Il y a de cela un peu plus de deux semaines, Frédéric est traité de « sale Juif » par un jeune qui passe en vélo dans une rue de Levallois. Il réagit et tente de faire descendre son agresseur de sa bicyclette.
Deux jours plus tard, rue Jules Guesde, Frédéric est à nouveau attaqué mais cette fois par un groupe. Lequel ne se contente pas de l’injurier mais lui donne en outre plusieurs coups derrière la tête, causant un traumatisme cranien dûment constaté dans un hôpital.
Après s’être réfugié dans un premier temps chez un épicier, la victime accompagnée de sa mère, porte plainte.
Mais au commissariat, il a du mal à faire consigner qu’on l’a insulté de « sale Juif » et de « sale Mongol ».
« J’ai des ordres de mon chef », explique le policier de service.
Le surlendemain, un vendredi, Frédéric est reconvoqué dans ce même commissariat. Handicapé depuis l’attentat de la rue Marboeuf survenu alors qu’il n’était qu’un gamin, il se fait accompagner de sa soeur, une journaliste qui a raconté au Parisien la mésaventure de son frère.

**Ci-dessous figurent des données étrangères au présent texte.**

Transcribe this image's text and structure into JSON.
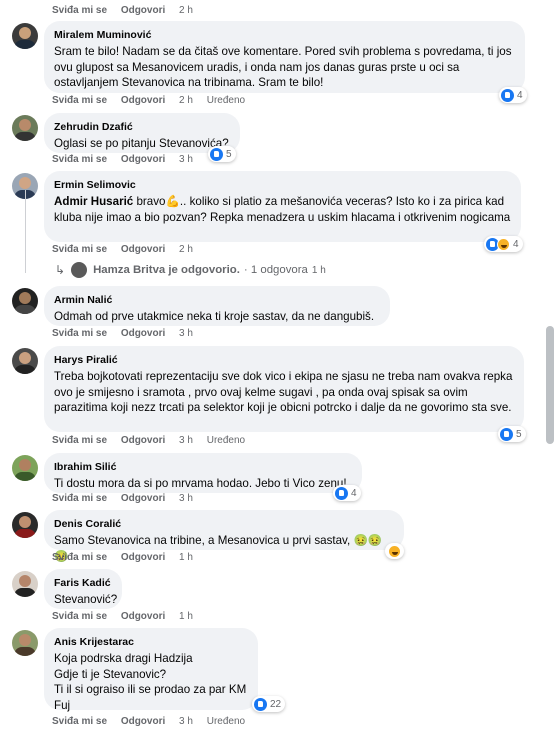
{
  "colors": {
    "bubble": "#f0f2f5",
    "like": "#1877f2",
    "secondary_text": "#65676b"
  },
  "top_actions": {
    "like": "Sviđa mi se",
    "reply": "Odgovori",
    "time": "2 h"
  },
  "comments": [
    {
      "author": "Miralem Muminović",
      "text": "Sram te bilo! Nadam se da čitaš ove komentare. Pored svih problema s povredama, ti jos ovu glupost sa Mesanovicem uradis, i onda nam jos danas guras prste u oci sa ostavljanjem Stevanovica na tribinama. Sram te bilo!",
      "like": "Sviđa mi se",
      "reply": "Odgovori",
      "time": "2 h",
      "edited": "Uređeno",
      "reactions_count": "4",
      "reaction_icons": [
        "like-icon"
      ]
    },
    {
      "author": "Zehrudin Dzafić",
      "text": "Oglasi se po pitanju Stevanovića?",
      "like": "Sviđa mi se",
      "reply": "Odgovori",
      "time": "3 h",
      "reactions_count": "5",
      "reaction_icons": [
        "like-icon"
      ]
    },
    {
      "author": "Ermin Selimovic",
      "mention": "Admir Husarić",
      "text": " bravo💪.. koliko si platio za mešanovića veceras? Isto ko i za pirica kad kluba nije imao a bio pozvan? Repka menadzera u uskim hlacama i otkrivenim nogicama",
      "like": "Sviđa mi se",
      "reply": "Odgovori",
      "time": "2 h",
      "reactions_count": "4",
      "reaction_icons": [
        "like-icon",
        "haha-icon"
      ]
    },
    {
      "author": "Armin Nalić",
      "text": "Odmah od prve utakmice neka ti kroje sastav, da ne dangubiš.",
      "like": "Sviđa mi se",
      "reply": "Odgovori",
      "time": "3 h"
    },
    {
      "author": "Harys Piralić",
      "text": "Treba bojkotovati reprezentaciju sve dok vico i ekipa ne sjasu ne treba nam ovakva repka ovo je smijesno i sramota , prvo ovaj kelme sugavi , pa onda ovaj spisak sa ovim parazitima koji nezz trcati pa selektor koji je obicni potrcko i dalje da ne govorimo sta sve.",
      "like": "Sviđa mi se",
      "reply": "Odgovori",
      "time": "3 h",
      "edited": "Uređeno",
      "reactions_count": "5",
      "reaction_icons": [
        "like-icon"
      ]
    },
    {
      "author": "Ibrahim Silić",
      "text": "Ti dostu mora da si po mrvama hodao. Jebo ti Vico zenu!",
      "like": "Sviđa mi se",
      "reply": "Odgovori",
      "time": "3 h",
      "reactions_count": "4",
      "reaction_icons": [
        "like-icon"
      ]
    },
    {
      "author": "Denis Coralić",
      "text": "Samo Stevanovica na tribine, a Mesanovica u prvi sastav, 🤢🤢🤢",
      "like": "Sviđa mi se",
      "reply": "Odgovori",
      "time": "1 h",
      "reaction_icons": [
        "haha-icon"
      ]
    },
    {
      "author": "Faris Kadić",
      "text": "Stevanović?",
      "like": "Sviđa mi se",
      "reply": "Odgovori",
      "time": "1 h"
    },
    {
      "author": "Anis Krijestarac",
      "lines": [
        "Koja podrska dragi Hadzija",
        "Gdje ti je Stevanovic?",
        "Ti il si ograiso ili se prodao za par KM",
        "Fuj"
      ],
      "like": "Sviđa mi se",
      "reply": "Odgovori",
      "time": "3 h",
      "edited": "Uređeno",
      "reactions_count": "22",
      "reaction_icons": [
        "like-icon"
      ]
    }
  ],
  "reply_summary": {
    "text": "Hamza Britva je odgovorio.",
    "count": "· 1 odgovora",
    "time": "1 h"
  }
}
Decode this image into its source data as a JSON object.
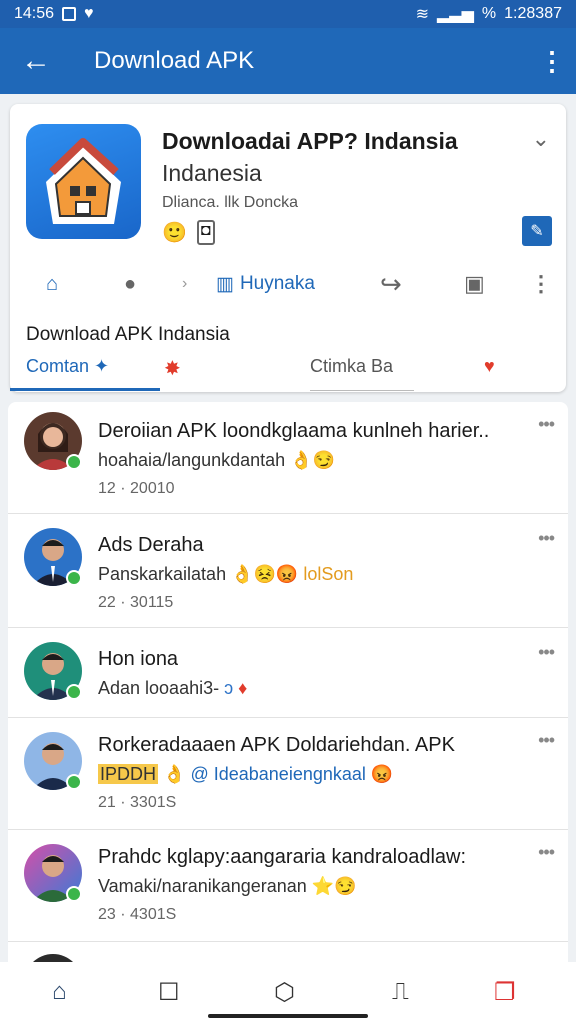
{
  "status_bar": {
    "time": "14:56",
    "battery_pct": "%",
    "right_text": "1:28387"
  },
  "appbar": {
    "title": "Download APK"
  },
  "app_card": {
    "name": "Downloadai APP? Indansia",
    "subtitle": "Indanesia",
    "developer": "Dlianca. llk Doncka",
    "tab_label": "Huynaka",
    "section_title": "Download APK Indansia",
    "tabs": [
      "Comtan",
      "Ctimka Ba"
    ]
  },
  "feed": [
    {
      "title": "Deroiian APK loondkglaama kunlneh harier..",
      "subtitle": "hoahaia/langunkdantah",
      "time": "12 · 20010"
    },
    {
      "title": "Ads Deraha",
      "subtitle": "Panskarkailatah",
      "extra": "lolSon",
      "time": "22 · 30115"
    },
    {
      "title": "Hon iona",
      "subtitle": "Adan looaahi3-",
      "time": ""
    },
    {
      "title": "Rorkeradaaaen APK Doldariehdan. APK",
      "subtitle_a": "IPDDH",
      "subtitle_b": "@ Ideabaneiengnkaal",
      "time": "21 · 3301S"
    },
    {
      "title": "Prahdc kglapy:aangararia kandraloadlaw:",
      "subtitle": "Vamaki/naranikangeranan",
      "time": "23 · 4301S"
    }
  ],
  "colors": {
    "primary": "#1f68b8",
    "status_bar": "#1f5fae",
    "online": "#3bb54a",
    "accent_red": "#e13c2c"
  }
}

Dans le commissariat, « il y avait deux inspecteurs de la brigade de Genevilliers, un troisième qui écoutait et un quatrième de Levallois qui venait de temps en temps », raconte celle-ci.
Elle se rend compte peu à peu que l’on veut faire passer son frère pour un dérangé doublé d’un affabulateur qui aurait, de surcroît, probablement participé à une rixe. « Ils n’écrivaient même pas ce que disait mon frère, poursuit-elle.

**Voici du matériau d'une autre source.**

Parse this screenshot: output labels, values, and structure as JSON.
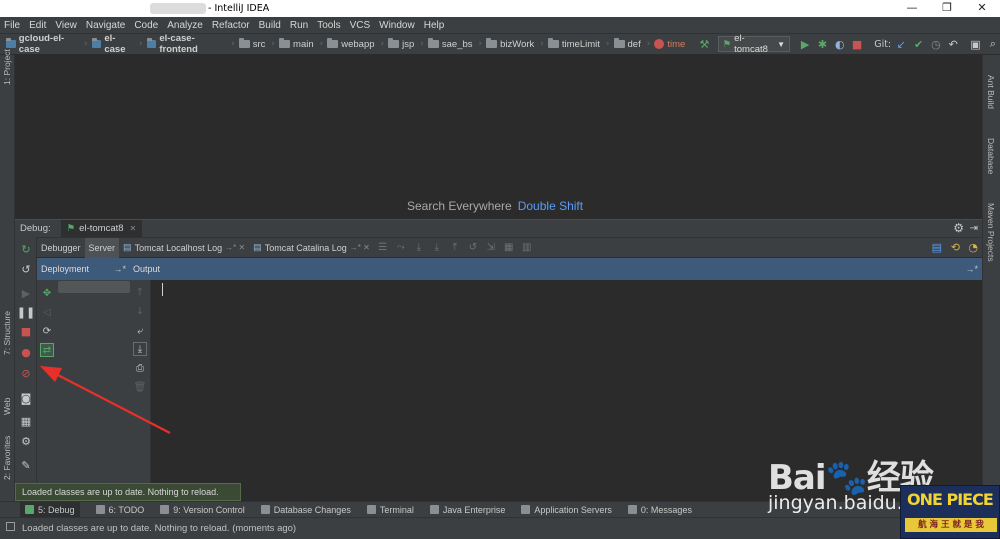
{
  "window": {
    "title": "- IntelliJ IDEA",
    "controls": {
      "minimize": "—",
      "maximize": "❐",
      "close": "✕"
    }
  },
  "menu": [
    "File",
    "Edit",
    "View",
    "Navigate",
    "Code",
    "Analyze",
    "Refactor",
    "Build",
    "Run",
    "Tools",
    "VCS",
    "Window",
    "Help"
  ],
  "breadcrumbs": [
    "gcloud-el-case",
    "el-case",
    "el-case-frontend",
    "src",
    "main",
    "webapp",
    "jsp",
    "sae_bs",
    "bizWork",
    "timeLimit",
    "def",
    "time"
  ],
  "toolbar": {
    "run_config": "el-tomcat8",
    "git_label": "Git:"
  },
  "editor": {
    "hint": "Search Everywhere",
    "shortcut": "Double Shift"
  },
  "left_tool_windows": [
    "1: Project",
    "7: Structure",
    "Web",
    "2: Favorites"
  ],
  "right_tool_windows": [
    "Ant Build",
    "Database",
    "Maven Projects"
  ],
  "debug": {
    "label": "Debug:",
    "session": "el-tomcat8",
    "tabs": [
      "Debugger",
      "Server",
      "Tomcat Localhost Log",
      "Tomcat Catalina Log"
    ],
    "deployment_header": "Deployment",
    "output_header": "Output"
  },
  "tooltip": "Loaded classes are up to date. Nothing to reload.",
  "bottom_tools": [
    {
      "label": "5: Debug",
      "icon": "bug-icon"
    },
    {
      "label": "6: TODO",
      "icon": "todo-icon"
    },
    {
      "label": "9: Version Control",
      "icon": "vcs-icon"
    },
    {
      "label": "Database Changes",
      "icon": "database-icon"
    },
    {
      "label": "Terminal",
      "icon": "terminal-icon"
    },
    {
      "label": "Java Enterprise",
      "icon": "java-ee-icon"
    },
    {
      "label": "Application Servers",
      "icon": "server-icon"
    },
    {
      "label": "0: Messages",
      "icon": "messages-icon"
    }
  ],
  "status": "Loaded classes are up to date. Nothing to reload. (moments ago)",
  "watermark": {
    "brand": "Bai",
    "brand2": "经验",
    "url": "jingyan.baidu.com",
    "logo_top": "ONE PIECE",
    "logo_bottom": "航 海 王 就 是 我"
  },
  "colors": {
    "accent_link": "#589df6",
    "run_green": "#59a869",
    "stop_red": "#c75450",
    "arrow_red": "#e8302a",
    "selection_blue": "#3d5a7a"
  }
}
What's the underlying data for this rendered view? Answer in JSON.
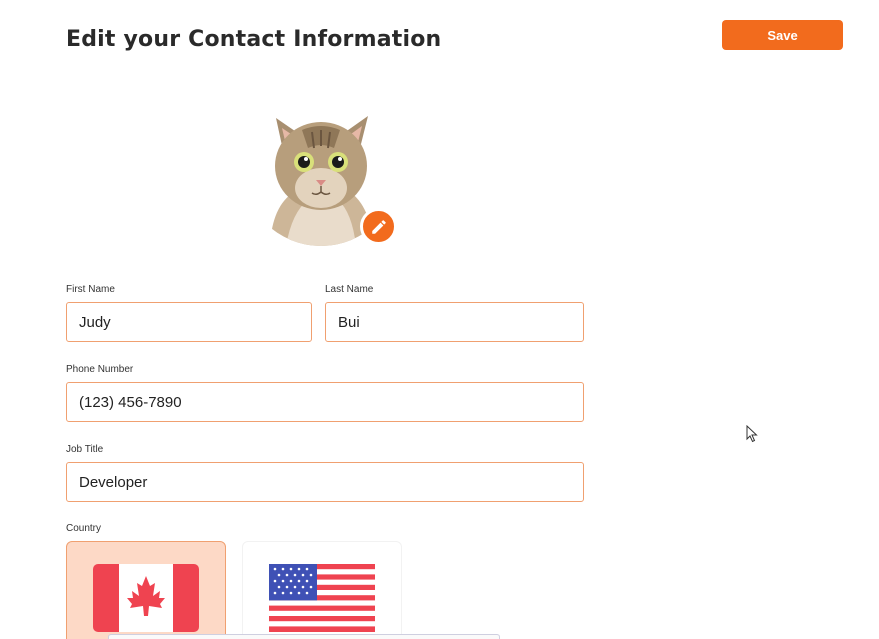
{
  "header": {
    "title": "Edit your Contact Information",
    "save_label": "Save"
  },
  "avatar": {
    "icon": "cat-photo",
    "edit_icon": "pencil-icon"
  },
  "form": {
    "first_name": {
      "label": "First Name",
      "value": "Judy"
    },
    "last_name": {
      "label": "Last Name",
      "value": "Bui"
    },
    "phone": {
      "label": "Phone Number",
      "value": "(123) 456-7890"
    },
    "job_title": {
      "label": "Job Title",
      "value": "Developer"
    },
    "country": {
      "label": "Country",
      "options": [
        {
          "name": "canada-flag",
          "selected": true
        },
        {
          "name": "usa-flag",
          "selected": false
        }
      ]
    }
  },
  "colors": {
    "accent": "#f26b1d",
    "input_border": "#f0a070",
    "selected_card": "#fdd9c6",
    "flag_red": "#ef4350",
    "flag_blue": "#3f51b5"
  }
}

A la question de savoir s’il avait des amis, il a répondu que ses amis étaient ses cousins. Ils ont alors écrit qu’il était solitaire et qu’il n’avait pas d’amis. Je l’ai vu et j’ai déchiré la feuille ».
Face aux dires de la victime, les policiers opposent les fameuses caméras de surveillance de Levallois qui n’auraient rien enregistré de suspect au moment de l’incident. « Certes, explique encore la soeur, mais à cet endroit précis, il n’y a pas de caméra et les plus proches se trouvent bien trop loin pour avoir pu filmer l’agression ».

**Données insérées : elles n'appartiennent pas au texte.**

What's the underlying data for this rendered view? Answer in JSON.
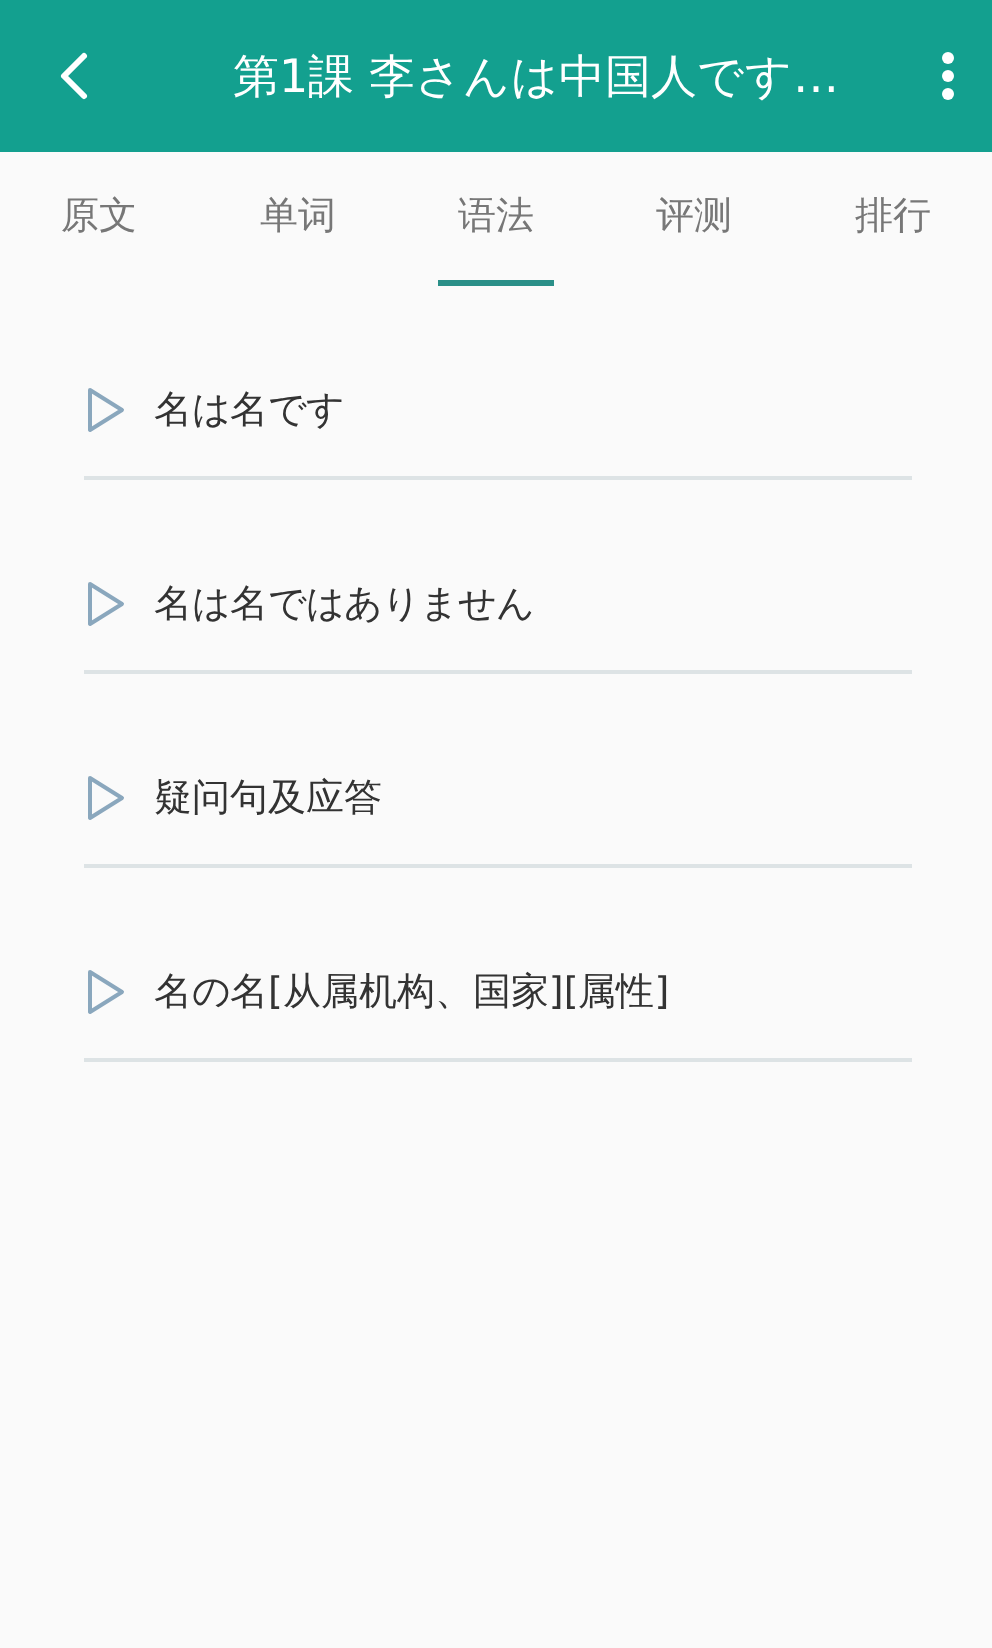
{
  "header": {
    "title": "第1課 李さんは中国人です…"
  },
  "tabs": [
    {
      "label": "原文",
      "selected": false
    },
    {
      "label": "单词",
      "selected": false
    },
    {
      "label": "语法",
      "selected": true
    },
    {
      "label": "评测",
      "selected": false
    },
    {
      "label": "排行",
      "selected": false
    }
  ],
  "grammar_items": [
    {
      "label": "名は名です"
    },
    {
      "label": "名は名ではありません"
    },
    {
      "label": "疑问句及应答"
    },
    {
      "label": "名の名[从属机构、国家][属性]"
    }
  ]
}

Dans le commissariat, le ton monte. La jeune femme se fait traiter de « journaliste de merde » à cause de l’article paru dans Le Parisien.
Quand les deux plaignants demandent qu’on les laisse partir car l’heure du shabbat approche, on leur enjoint de rester.
Résultat, ils quitteront les lieux bien après l’heure de l’allumage des bougies. Après cette entrevue, le harcèlement se poursuit.
En effet, Frédéric a depuis reçu une injonction lui demandant de se présenter devant un psychiatre de la police.
« Mon frère n’en peut plus, précise la journaliste. Il a l’impression que, comme handicapé, sa parole ne vaut rien.
Pour lui, c’est très douloureux ». Cela dit, l’intéressée ne veut pas baisser les bras. Dans un premier temps, elle convainc sa mère, épuisée, de ne pas retirer la plainte déposée.
Puis, elle appelle le maire de Levallois, Patrick Balkany, pour lui présenter les faits.
Hélas, ce dernier lui répond en substance qu’il n’y a pas eu et qu’il n’y aura pas d’agression antisémite dans sa commune.
Devant tant de mauvaise fois et d’acharnement, la LICRA a été saisie. Celle-ci devait transmettre le dossier au Ministre de l’Intérieur, Dominique de Villepin.
« Ce qui est fou, conclut la journaliste, c’est que ce genre de comportement vous incite à faire justice vous-même.
Est-ce vraiment ce que l’on veut ? ».